After four years of team formation, we organized our first edition of Bauhinia CTF last weekend. There are over 650 teams registered and over 200 teams scored. This year, I made one crypto challenge, How to Stop Time. I also coauthored a web/crypto challenge, Amnesia, with @chthollic_.

This post is served as a short writeup of How to Stop Time, a crypto challenge with six solves during the contest period.

Challenge Summary

Good CTF challenges never die. They will be remembered and reused.

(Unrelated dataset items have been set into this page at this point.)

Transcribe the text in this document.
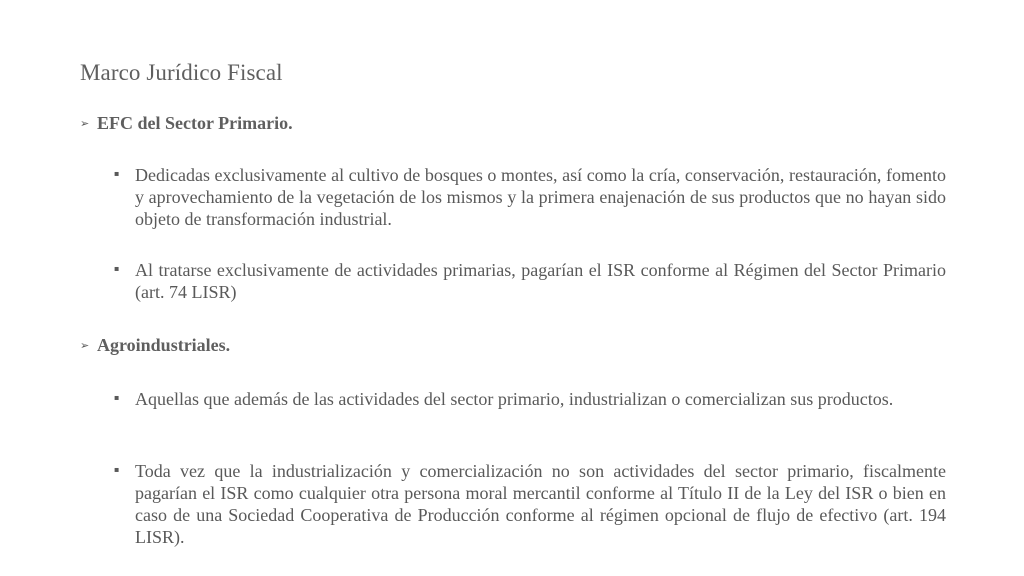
Marco Jurídico Fiscal
➢ EFC del Sector Primario.
▪ Dedicadas exclusivamente al cultivo de bosques o montes, así como la cría, conservación, restauración, fomento y aprovechamiento de la vegetación de los mismos y la primera enajenación de sus productos que no hayan sido objeto de transformación industrial.

▪ Al tratarse exclusivamente de actividades primarias, pagarían el ISR conforme al Régimen del Sector Primario (art. 74 LISR)

➢ Agroindustriales.
▪ Aquellas que además de las actividades del sector primario, industrializan o comercializan sus productos.

▪ Toda vez que la industrialización y comercialización no son actividades del sector primario, fiscalmente pagarían el ISR como cualquier otra persona moral mercantil conforme al Título II de la Ley del ISR o bien en caso de una Sociedad Cooperativa de Producción conforme al régimen opcional de flujo de efectivo (art. 194 LISR).
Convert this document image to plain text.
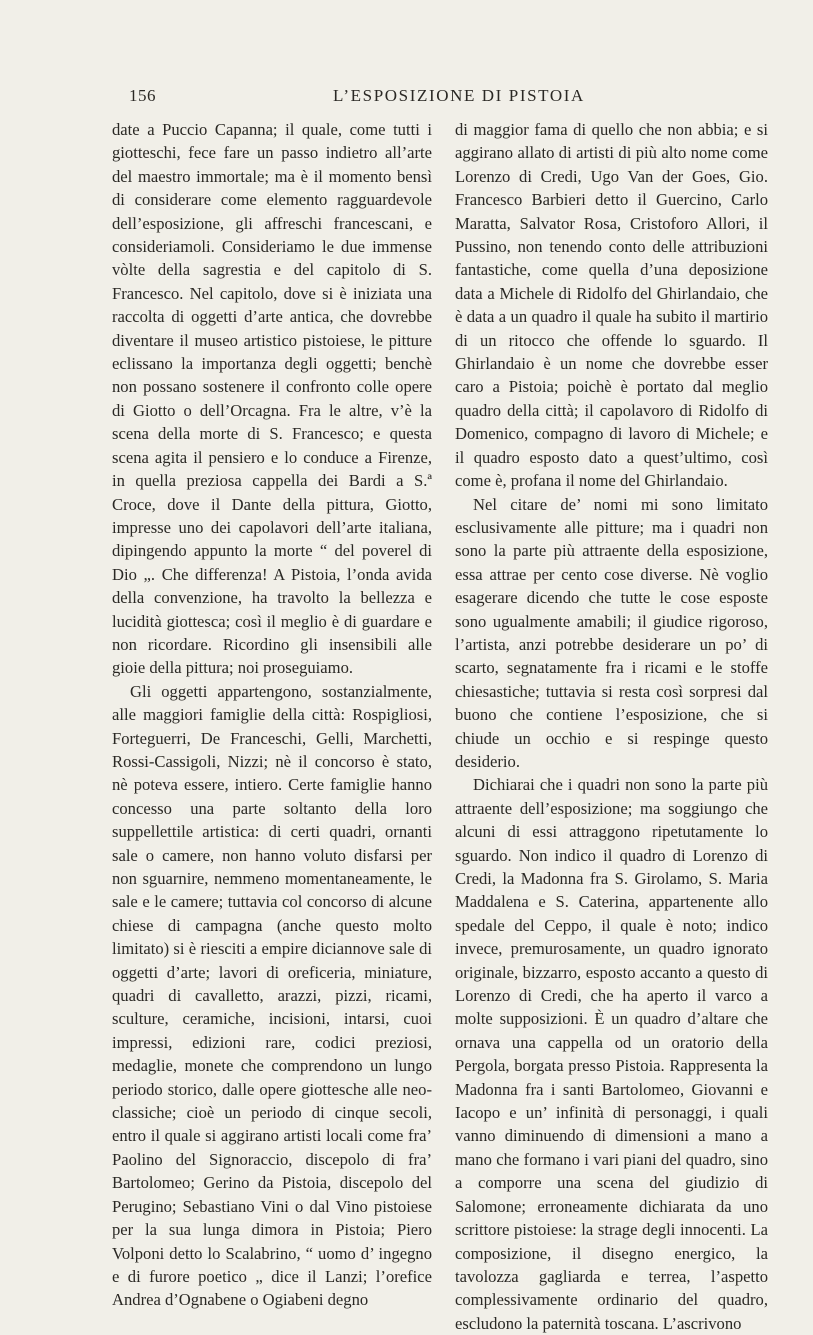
156	L’ESPOSIZIONE DI PISTOIA

date a Puccio Capanna; il quale, come tutti i giotteschi, fece fare un passo indietro all’arte del maestro immortale; ma è il momento bensì di considerare come elemento ragguardevole dell’esposizione, gli affreschi francescani, e consideriamoli. Consideriamo le due immense vòlte della sagrestia e del capitolo di S. Francesco. Nel capitolo, dove si è iniziata una raccolta di oggetti d’arte antica, che dovrebbe diventare il museo artistico pistoiese, le pitture eclissano la importanza degli oggetti; benchè non possano sostenere il confronto colle opere di Giotto o dell’Orcagna. Fra le altre, v’è la scena della morte di S. Francesco; e questa scena agita il pensiero e lo conduce a Firenze, in quella preziosa cappella dei Bardi a S.ª Croce, dove il Dante della pittura, Giotto, impresse uno dei capolavori dell’arte italiana, dipingendo appunto la morte “ del poverel di Dio „. Che differenza! A Pistoia, l’onda avida della convenzione, ha travolto la bellezza e lucidità giottesca; così il meglio è di guardare e non ricordare. Ricordino gli insensibili alle gioie della pittura; noi proseguiamo.

Gli oggetti appartengono, sostanzialmente, alle maggiori famiglie della città: Rospigliosi, Forteguerri, De Franceschi, Gelli, Marchetti, Rossi-Cassigoli, Nizzi; nè il concorso è stato, nè poteva essere, intiero. Certe famiglie hanno concesso una parte soltanto della loro suppellettile artistica: di certi quadri, ornanti sale o camere, non hanno voluto disfarsi per non sguarnire, nemmeno momentaneamente, le sale e le camere; tuttavia col concorso di alcune chiese di campagna (anche questo molto limitato) si è riesciti a empire diciannove sale di oggetti d’arte; lavori di oreficeria, miniature, quadri di cavalletto, arazzi, pizzi, ricami, sculture, ceramiche, incisioni, intarsi, cuoi impressi, edizioni rare, codici preziosi, medaglie, monete che comprendono un lungo periodo storico, dalle opere giottesche alle neo-classiche; cioè un periodo di cinque secoli, entro il quale si aggirano artisti locali come fra’ Paolino del Signoraccio, discepolo di fra’ Bartolomeo; Gerino da Pistoia, discepolo del Perugino; Sebastiano Vini o dal Vino pistoiese per la sua lunga dimora in Pistoia; Piero Volponi detto lo Scalabrino, “ uomo d’ ingegno e di furore poetico „ dice il Lanzi; l’orefice Andrea d’Ognabene o Ogiabeni degno

di maggior fama di quello che non abbia; e si aggirano allato di artisti di più alto nome come Lorenzo di Credi, Ugo Van der Goes, Gio. Francesco Barbieri detto il Guercino, Carlo Maratta, Salvator Rosa, Cristoforo Allori, il Pussino, non tenendo conto delle attribuzioni fantastiche, come quella d’una deposizione data a Michele di Ridolfo del Ghirlandaio, che è data a un quadro il quale ha subito il martirio di un ritocco che offende lo sguardo. Il Ghirlandaio è un nome che dovrebbe esser caro a Pistoia; poichè è portato dal meglio quadro della città; il capolavoro di Ridolfo di Domenico, compagno di lavoro di Michele; e il quadro esposto dato a quest’ultimo, così come è, profana il nome del Ghirlandaio.

Nel citare de’ nomi mi sono limitato esclusivamente alle pitture; ma i quadri non sono la parte più attraente della esposizione, essa attrae per cento cose diverse. Nè voglio esagerare dicendo che tutte le cose esposte sono ugualmente amabili; il giudice rigoroso, l’artista, anzi potrebbe desiderare un po’ di scarto, segnatamente fra i ricami e le stoffe chiesastiche; tuttavia si resta così sorpresi dal buono che contiene l’esposizione, che si chiude un occhio e si respinge questo desiderio.

Dichiarai che i quadri non sono la parte più attraente dell’esposizione; ma soggiungo che alcuni di essi attraggono ripetutamente lo sguardo. Non indico il quadro di Lorenzo di Credi, la Madonna fra S. Girolamo, S. Maria Maddalena e S. Caterina, appartenente allo spedale del Ceppo, il quale è noto; indico invece, premurosamente, un quadro ignorato originale, bizzarro, esposto accanto a questo di Lorenzo di Credi, che ha aperto il varco a molte supposizioni. È un quadro d’altare che ornava una cappella od un oratorio della Pergola, borgata presso Pistoia. Rappresenta la Madonna fra i santi Bartolomeo, Giovanni e Iacopo e un’ infinità di personaggi, i quali vanno diminuendo di dimensioni a mano a mano che formano i vari piani del quadro, sino a comporre una scena del giudizio di Salomone; erroneamente dichiarata da uno scrittore pistoiese: la strage degli innocenti. La composizione, il disegno energico, la tavolozza gagliarda e terrea, l’aspetto complessivamente ordinario del quadro, escludono la paternità toscana. L’ascrivono
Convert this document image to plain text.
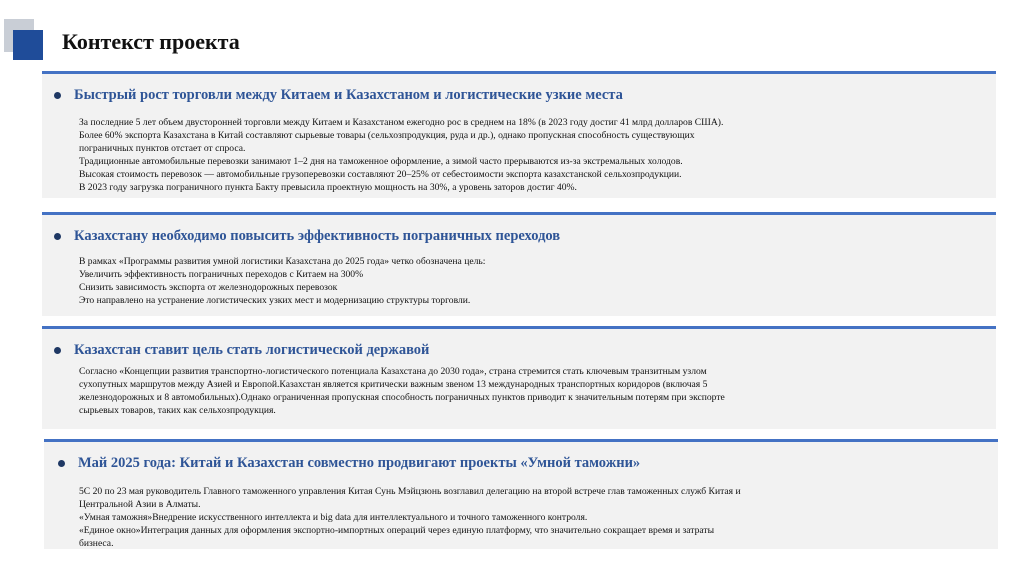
Контекст проекта
Быстрый рост торговли между Китаем и Казахстаном и логистические узкие места
За последние 5 лет объем двусторонней торговли между Китаем и Казахстаном ежегодно рос в среднем на 18% (в 2023 году достиг 41 млрд долларов США).
Более 60% экспорта Казахстана в Китай составляют сырьевые товары (сельхозпродукция, руда и др.), однако пропускная способность существующих
пограничных пунктов отстает от спроса.
Традиционные автомобильные перевозки занимают 1–2 дня на таможенное оформление, а зимой часто прерываются из-за экстремальных холодов.
Высокая стоимость перевозок — автомобильные грузоперевозки составляют 20–25% от себестоимости экспорта казахстанской сельхозпродукции.
В 2023 году загрузка пограничного пункта Бакту превысила проектную мощность на 30%, а уровень заторов достиг 40%.
Казахстану необходимо повысить эффективность пограничных переходов
В рамках «Программы развития умной логистики Казахстана до 2025 года» четко обозначена цель:
Увеличить эффективность пограничных переходов с Китаем на 300%
Снизить зависимость экспорта от железнодорожных перевозок
Это направлено на устранение логистических узких мест и модернизацию структуры торговли.
Казахстан ставит цель стать логистической державой
Согласно «Концепции развития транспортно-логистического потенциала Казахстана до 2030 года», страна стремится стать ключевым транзитным узлом
сухопутных маршрутов между Азией и Европой.Казахстан является критически важным звеном 13 международных транспортных коридоров (включая 5
железнодорожных и 8 автомобильных).Однако ограниченная пропускная способность пограничных пунктов приводит к значительным потерям при экспорте
сырьевых товаров, таких как сельхозпродукция.
Май 2025 года: Китай и Казахстан совместно продвигают проекты «Умной таможни»
5С 20 по 23 мая руководитель Главного таможенного управления Китая Сунь Мэйцзюнь возглавил делегацию на второй встрече глав таможенных служб Китая и
Центральной Азии в Алматы.
«Умная таможня»Внедрение искусственного интеллекта и big data для интеллектуального и точного таможенного контроля.
«Единое окно»Интеграция данных для оформления экспортно-импортных операций через единую платформу, что значительно сокращает время и затраты
бизнеса.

Mystiz loves to pay tribute to (i.e., plagarise) challenges. This time he referenced (i.e., copied) code snippets from at least five challenges to build the most unoriginal crypto challenge ever. Also, he is really verbose and there are a lot of red herrings. Can you avoid the rabbit holes and find the vulnerable one(s)?

In this challenge, two 512-bit numbers $g$ and $x$ are generated. We are asked to send a 512-bit prime $q$ such that $p := 4q+1$ is also a prime. After that, we are given $g$ and $h := g^x \ \text{mod}\ p$. Finally, we are asked to send $x'$. If $x = x'$, we consider that as a win.

If we win 256 times in a row, we will be given the flag.

By the way, there are a lot of strange things going on. Some served as red herring, while some are not. These are some of them:

  1. $g$ and $x$ are generated by Python’s random package,
  2. $\texttt{is\_prime}$ is an implementation based on That-crete log from UIUCTF 2022,
  3. $p := 4q + 1$ is used instead of $p := 2q + 1$.
  4. There are a lot of comments… I have never been more verbose.


This challenge is implemented in August 2022, approximately one year ago, to serve as an easy-ish challenge as a warm up. The idea came to my mind while I was solving That-crete log from UIUCTF 2022, and everything comes from the $\texttt{is\_prime}$ function:

def is_prime(n):
    bases = [...] # 207 numbers omitted
    for i in range(2, min(256, n)):
        if n % i == 0:
            return False
    if n < 256:
        return True
    return miller_rabin(bases, n)

There are some papers mentioning how to generate strong pseudoprimes, i.e., the composite numbers that passes the Miller-Rabin test. However, while I was attempting that challenge, I found that every $n < 0$ is considered a prime by $\texttt{is\_prime}$. Although it seemed to be useful, I could not make use of that to solve the challenge. That is why How to Stop Time appeared.

Now let’s get back to our challenge. If we send a 512-bit $q$ which is also negative, then $\texttt{is\_prime}(q)$ returns $\texttt{true}$. Similarly, $p := 4q + 1 < 0$ is also considered a prime.

What I did is to find a pair of $(r, k)$ such that $r$ is a small prime, $2^{513} \leq r^k < 2^{514}$ and $r^k \equiv 3 \ (\text{mod}\ 4)$. For instance, $(r, k) = (97523, 31)$ is one of the pairs.

With $(r, k)$, we then can define $p := -r^k$ and $q := (p - 1)/4$. With $g$ and $h := g^x\ \text{mod}\ r^k$, we can easily recover $x$ with Pohlig-Hellman because the modulus is smooth. Being lazy, I simply use h.log(g) from Sage to recover $x$.

Solution script

from pwn import *
from rich.progress import track

r = remote('', 30001)

for i in track(range(256)):
    p = -97523^31
    assert p % 4 == 1
    q = (p - 1) // 4
    r.sendlineafter(b'[<] q = ', str(q).encode())

    r.recvuntil(b'[>] g = ')
    g = int(r.recvline().decode())

    r.recvuntil(b'[>] h = ')
    h = int(r.recvline().decode())

    Zp = Zmod(p)
    g, h = Zp(g), Zp(h)

    x = h.log(g)
    r.sendlineafter(b'[<] x = ', str(x).encode())



Given that this is not difficult, I expect that there will be more solves. There are some reasons that I could think of:

  1. The bug is really cleverly hidden (I don’t think this is true).
  2. There are too much red herring in the challenge.
  3. Players assumed that the challenges I wrote are hard.

During the contest, I often feel players will be disappointed knowing the intended solution being negative numbers. Please let me know what you think.